Yoko Ono, la hija del océano
Cualquier día morirá, y con ella algunos secretos del Flower power, de los locos sixties y de los Beatles. Quien se esté preguntando qué ha sido de Yoko Ono o qué está haciendo ahora mismo deberá imaginarla sentada en una silla de ruedas, con 92 años cumplidos, con sus globosas gafas y su sombrero de ala ancha, mirando el cielo o escuchando el viento en su finca campestre cercana a Nueva York. Sola, siempre sola.
De la misma forma contemplativa y simbólica que hoy sigue disfrutando del campo, invitaba Yoko a pensar en la naturaleza y en la paz a su gran amor, John Lennon. Lo conoció en 1966, en la en Indica Gallery de Londres de John Dumbar, donde ella estaba montando su exposición Unfinished paintings. Una de sus ‘inacabadas piezas’ representaba una manzana. Lennon le dio un mordisco. Otra de sus obras era una tabla para clavar clavos. Lennon martilleó uno con la imaginación a cambio de cinco imaginarios centavos, y él y Yoko se fueron de la galería para compartir un tripi.
Lennon estaba casado con Cinthia, y tenía un hijo, pero Yoko (también con una hija, del productor Anthony Cox) le enviaba a diario postales con una palabra: Respira, Nubes, Amor. Eran completamente distintos, pero entre ellos fue surgiendo una curiosa amistad. Yoko le hablaba de la música electrónica, del dodecafonismo, de los sonidos naturales, y colaboró en la composición de Revolution. En contrapartida, Lennon compuso a su madre Julia, una canción que habla también de una ocean child (la traducción de Yoko es hija del océano). John dejó a Cynthia, oficializó su noviazgo con Yoko y la llevó a los estudios de Abbey Road para que conociera al resto del grupo.
Mientras McCartney, Harrison, Ringo y él mismo componían, Yoko tejía tapices o se sentaba como un buda sobre los amplificadores. El 20 de marzo de 1969 se casaba con Lennon en Gibraltar. Pasaron la noche de bodas en la misma suite del Rock Hotel donde, gracias a la influencia del embajador Juan Manuel Cabrera, Belén y yo pudimos alojarnos recientemente. De allí fueron a Ámsterdam, para recibir a los periodistas en la cama y protestar así contra la guerra de Vietnam. En 1975 nacería su hijo Sean. En 1980, el 8 de diciembre, a las 22.50 h, al entrar en su domicilio neoyorquino del edificio Dakota, en Central Park, Mark David Chapman disparó cinco tiros contra la espalda de John Lennon. Mientras el músico se desangraba en el suelo, el asesino abrió El guardián entre el centeno para leer unas páginas hasta que llegara la policía.

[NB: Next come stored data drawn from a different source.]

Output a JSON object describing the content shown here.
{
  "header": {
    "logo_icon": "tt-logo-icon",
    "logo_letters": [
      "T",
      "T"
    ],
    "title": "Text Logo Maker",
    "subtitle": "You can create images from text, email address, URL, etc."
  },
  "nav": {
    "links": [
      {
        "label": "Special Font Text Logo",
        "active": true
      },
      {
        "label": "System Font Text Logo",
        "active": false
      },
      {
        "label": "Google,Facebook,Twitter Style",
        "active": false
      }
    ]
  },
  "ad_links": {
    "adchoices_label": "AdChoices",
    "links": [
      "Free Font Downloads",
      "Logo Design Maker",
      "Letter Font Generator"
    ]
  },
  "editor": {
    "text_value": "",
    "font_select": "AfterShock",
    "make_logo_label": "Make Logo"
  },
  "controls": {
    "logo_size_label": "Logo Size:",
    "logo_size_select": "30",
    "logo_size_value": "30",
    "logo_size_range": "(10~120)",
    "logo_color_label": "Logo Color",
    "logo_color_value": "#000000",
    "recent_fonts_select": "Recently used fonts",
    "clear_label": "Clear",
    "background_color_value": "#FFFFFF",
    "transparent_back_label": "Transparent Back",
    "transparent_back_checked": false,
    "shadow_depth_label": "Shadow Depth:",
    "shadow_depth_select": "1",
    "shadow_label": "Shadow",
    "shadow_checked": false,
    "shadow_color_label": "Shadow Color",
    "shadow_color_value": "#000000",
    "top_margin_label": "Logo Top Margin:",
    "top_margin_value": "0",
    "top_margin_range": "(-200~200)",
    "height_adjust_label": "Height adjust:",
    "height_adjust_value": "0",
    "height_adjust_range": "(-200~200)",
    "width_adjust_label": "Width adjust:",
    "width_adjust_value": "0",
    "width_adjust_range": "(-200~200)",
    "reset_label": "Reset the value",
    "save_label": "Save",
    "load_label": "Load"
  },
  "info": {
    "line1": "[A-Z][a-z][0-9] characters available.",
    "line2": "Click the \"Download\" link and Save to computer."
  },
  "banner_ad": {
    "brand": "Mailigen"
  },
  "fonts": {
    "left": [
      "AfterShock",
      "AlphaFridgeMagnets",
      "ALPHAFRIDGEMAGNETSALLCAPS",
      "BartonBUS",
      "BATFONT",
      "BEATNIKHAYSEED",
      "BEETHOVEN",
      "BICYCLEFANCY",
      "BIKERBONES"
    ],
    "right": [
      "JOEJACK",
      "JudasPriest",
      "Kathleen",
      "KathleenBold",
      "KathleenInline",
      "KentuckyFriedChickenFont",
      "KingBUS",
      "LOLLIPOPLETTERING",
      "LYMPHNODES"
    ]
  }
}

Libros Cúpula acaba de lanzar Yoko, unas memorias escritas por David Sheff, amigo personal de la artista. En ellas, Sheff nos cuenta otras muchas cosas sobre la mujer que en Inglaterra fue tildada de bruja. Que una extranjera hubiese arruinado el matrimonio de los Lennon y perturbado el talento de los Beatles (¿llegó, incluso, a separarlos?) con sus aullidos sonoros, arpegios experimentales, desnudos, performances y happenings fue más de lo que muchos críticos y fans pudieron soportar. Todavía hoy, para muchos, está ‘maldita’.
Hija de padres muy ricos, en la élite económica de Japón, Yoko descendía del legendario y poderoso clan Yasuda. Su padre era presidente de un banco. Su abuelo era el dueño. La niña se crio en un palacio, entre lujos, hasta que Tokio fue bombardeado en la II Guerra Mundial.
Era una niña extraña. Nada comunicativa y solitaria, sufriría en su adolescencia problemas tan graves que intentó suicidarse varias veces. Salió adelante gracias a vigilancias y terapias, y al consuelo de su amor por el arte. Su familia emigró a Estados Unidos. A finales de los cincuenta, Yoko era una joven universitaria que frecuentaba Greenwich Village, escuchaba a Miles Davis y tomaba copas con John Cage. Aquella libérrima comuna de artistas y su primer marido, un músico japonés, le animaron a organizar sus primeras exposiciones y conciertos. En uno de los shows aparecía sentada en el escenario con unas grandes tijeras al lado, invitando a los espectadores a que subieran y fueran cortando trozos de su ropa. En sus conciertos aullaba, gemía, pretendía representar con sus guturales gritos las torturas del dolor o los incendios del alma.
¿Genio o bluf? ¿Cenicienta o madrastra? ¿Hechicera o hada? En cualquier caso, una personalidad irrepetible.